On the "conversion complete" bit: if you migrated your stuff from, say, Notion, did you move all of it to Obsidian or do you still use Notion for some things?
I moved from Notion after I made a database of about 40 items and Notion became super slow for me. I manually moved my information over and didn't finish doing that. I don't use Notion anymore, except to transfer things that are still hanging out there. (They are not things I expect to need to reference frequently, hence being able to not use Notion and leave them untransferred. However, I still want to transfer them because I might need to at some point, and want it in one place instead of having to run back to Notion.)
I used to use Google Docs for my academic notes and have been writing new ones in Obsidian. I transferred a few docs manually, but the rest are, like with Notion, untransferred and still in Google Docs. Since I still do use Docs for anything collaborative, since the workspace is still something I use, it is still convenient for me to just search for my old academic notes in Docs. Would like to eventually transfer to Obsidian.

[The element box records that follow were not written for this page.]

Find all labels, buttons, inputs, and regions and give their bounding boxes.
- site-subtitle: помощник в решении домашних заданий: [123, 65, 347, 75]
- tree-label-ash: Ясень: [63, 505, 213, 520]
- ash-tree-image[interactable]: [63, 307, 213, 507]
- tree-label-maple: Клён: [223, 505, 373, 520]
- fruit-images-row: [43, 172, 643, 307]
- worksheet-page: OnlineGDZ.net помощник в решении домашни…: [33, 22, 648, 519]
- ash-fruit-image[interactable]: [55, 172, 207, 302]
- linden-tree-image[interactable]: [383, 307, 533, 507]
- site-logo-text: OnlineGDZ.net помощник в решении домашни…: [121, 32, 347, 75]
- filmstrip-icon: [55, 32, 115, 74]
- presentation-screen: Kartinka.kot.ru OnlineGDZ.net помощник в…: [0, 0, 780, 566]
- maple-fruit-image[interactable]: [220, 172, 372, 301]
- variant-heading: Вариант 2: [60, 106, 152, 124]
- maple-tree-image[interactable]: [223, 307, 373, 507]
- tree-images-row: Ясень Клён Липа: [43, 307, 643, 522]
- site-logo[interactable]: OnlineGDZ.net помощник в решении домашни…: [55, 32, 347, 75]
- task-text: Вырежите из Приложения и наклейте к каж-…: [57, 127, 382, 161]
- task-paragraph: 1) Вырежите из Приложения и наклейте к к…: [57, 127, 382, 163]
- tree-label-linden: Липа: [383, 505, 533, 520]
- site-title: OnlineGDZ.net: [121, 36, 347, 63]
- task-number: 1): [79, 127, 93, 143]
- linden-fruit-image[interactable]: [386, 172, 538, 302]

I originally wanted Notion to be my place for everything, and to move all my Docs information to Notion. Now that I've abandoned Notion for Obsidian, my goal to move my Docs information has changed to moving it to Obsidian.
There are probably plugins to transfer from these places to Obsidian, or at least some script to make .md files out of Notion and Docs things. Part of why I don't do this is because when I transfer, I also like to clean up the information. Investigate things that were written down hastily that I no longer understand, make that stream-of-consciousness more comprehensible, remove information or to-do-later things that are no longer relevant…
For dummies like me, Cornell NTS is just Cornell Note Taking System, which seems to include but is not exactly the same thing as Cornell Notes.
It really revolutionized my learning. Taking notes in this way necessarily generates a study guide which can easily be turned into flash cards.